Optimal design of vertical ground heat exchangers by using entropy generation minimization method and genetic algorithms

• An optimal design methodology for vertical ground heat exchangers is proposed.
• The dimensionless entropy generation number is employed as the objective function.
• Thermodynamic analysis of vertical ground heat exchangers is performed.

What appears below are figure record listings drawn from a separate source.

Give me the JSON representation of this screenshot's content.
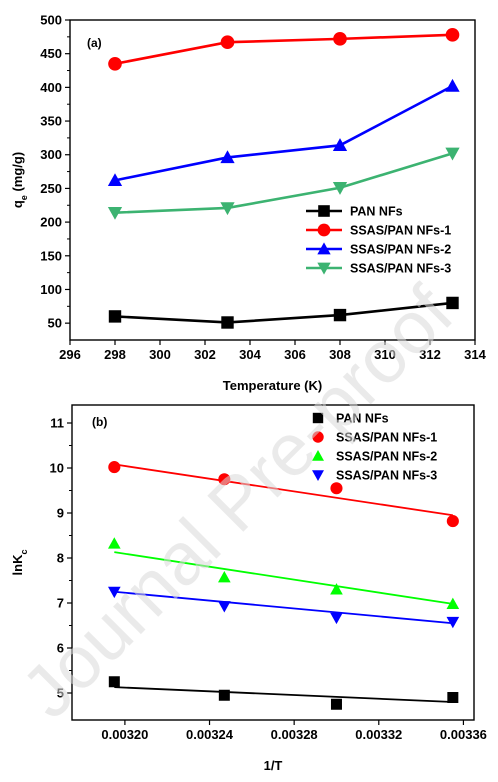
{
  "watermark": "Journal Pre-proof",
  "chart_data": [
    {
      "type": "line",
      "panel_label": "(a)",
      "xlabel": "Temperature (K)",
      "ylabel": "q_e (mg/g)",
      "ylabel_main": "q",
      "ylabel_sub": "e",
      "ylabel_rest": " (mg/g)",
      "xlim": [
        296,
        314
      ],
      "ylim": [
        25,
        500
      ],
      "xticks": [
        296,
        298,
        300,
        302,
        304,
        306,
        308,
        310,
        312,
        314
      ],
      "yticks": [
        50,
        100,
        150,
        200,
        250,
        300,
        350,
        400,
        450,
        500
      ],
      "x": [
        298,
        303,
        308,
        313
      ],
      "legend_position": "right",
      "series": [
        {
          "name": "PAN NFs",
          "marker": "square",
          "color": "#000000",
          "values": [
            60,
            51,
            62,
            80
          ]
        },
        {
          "name": "SSAS/PAN NFs-1",
          "marker": "circle",
          "color": "#ff0000",
          "values": [
            435,
            467,
            472,
            478
          ]
        },
        {
          "name": "SSAS/PAN NFs-2",
          "marker": "triangle-up",
          "color": "#0000ff",
          "values": [
            262,
            296,
            314,
            402
          ]
        },
        {
          "name": "SSAS/PAN NFs-3",
          "marker": "triangle-down",
          "color": "#3cb371",
          "values": [
            214,
            221,
            251,
            302
          ]
        }
      ]
    },
    {
      "type": "scatter",
      "panel_label": "(b)",
      "xlabel": "1/T",
      "ylabel": "lnK_c",
      "ylabel_main": "lnK",
      "ylabel_sub": "c",
      "xlim": [
        0.003175,
        0.003365
      ],
      "ylim": [
        4.4,
        11.4
      ],
      "xticks": [
        "0.00320",
        "0.00324",
        "0.00328",
        "0.00332",
        "0.00336"
      ],
      "yticks": [
        5,
        6,
        7,
        8,
        9,
        10,
        11
      ],
      "x": [
        0.003195,
        0.003247,
        0.0033,
        0.003355
      ],
      "legend_position": "top-right",
      "series": [
        {
          "name": "PAN NFs",
          "marker": "square",
          "color": "#000000",
          "values": [
            5.25,
            4.95,
            4.75,
            4.9
          ],
          "fit": [
            5.13,
            4.8
          ]
        },
        {
          "name": "SSAS/PAN NFs-1",
          "marker": "circle",
          "color": "#ff0000",
          "values": [
            10.02,
            9.75,
            9.55,
            8.82
          ],
          "fit": [
            10.08,
            8.95
          ]
        },
        {
          "name": "SSAS/PAN NFs-2",
          "marker": "triangle-up",
          "color": "#00ff00",
          "values": [
            8.32,
            7.57,
            7.3,
            6.98
          ],
          "fit": [
            8.13,
            6.98
          ]
        },
        {
          "name": "SSAS/PAN NFs-3",
          "marker": "triangle-down",
          "color": "#0000ff",
          "values": [
            7.25,
            6.93,
            6.67,
            6.58
          ],
          "fit": [
            7.25,
            6.55
          ]
        }
      ]
    }
  ]
}
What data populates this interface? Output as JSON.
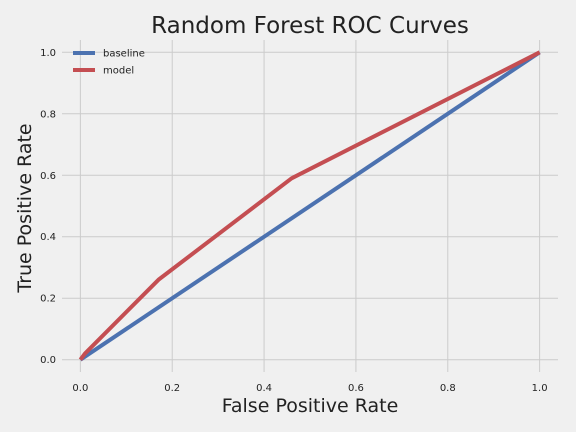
{
  "chart_data": {
    "type": "line",
    "title": "Random Forest ROC Curves",
    "xlabel": "False Positive Rate",
    "ylabel": "True Positive Rate",
    "xlim": [
      -0.04,
      1.04
    ],
    "ylim": [
      -0.04,
      1.04
    ],
    "xticks": [
      "0.0",
      "0.2",
      "0.4",
      "0.6",
      "0.8",
      "1.0"
    ],
    "yticks": [
      "0.0",
      "0.2",
      "0.4",
      "0.6",
      "0.8",
      "1.0"
    ],
    "grid": true,
    "legend_position": "top-left",
    "series": [
      {
        "name": "baseline",
        "color": "#4c72b0",
        "points": [
          [
            0.0,
            0.0
          ],
          [
            1.0,
            1.0
          ]
        ]
      },
      {
        "name": "model",
        "color": "#c44e52",
        "points": [
          [
            0.0,
            0.0
          ],
          [
            0.01,
            0.02
          ],
          [
            0.17,
            0.26
          ],
          [
            0.46,
            0.59
          ],
          [
            1.0,
            1.0
          ]
        ]
      }
    ]
  }
}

This paper presents the development and validation of an optimal design methodology for vertical U-tube ground heat exchangers (GHEs) used in HVAC systems. The dimensionless entropy generation number obtained by scaling the entropy generation due to heat transfer and pressure drop, on the ratio of the heat transfer rate to the average fluid temperature of vertical GHEs is employed as the objective function. Five design variables are first selected based on the global sensitivity analysis and then optimized by a genetic algorithm optimization technique. The entropy generation process combines the heat transfer and fluid mechanics with thermodynamic analysis. A case study shows that this optimal design approach can decrease the total system cost (i.e. the upfront cost and 10-year operation cost) by 5.5%, compared with the original design. The entropy generation number (EGN) of the optimal design case is 12.2% less than that of the base design case. From the thermo-economic aspect, decreasing the upfront cost is more important than decreasing the operational cost for the case studied. The results also demonstrate the effectiveness and feasibility of using the entropy generation minimization method for optimal design of vertical GHEs.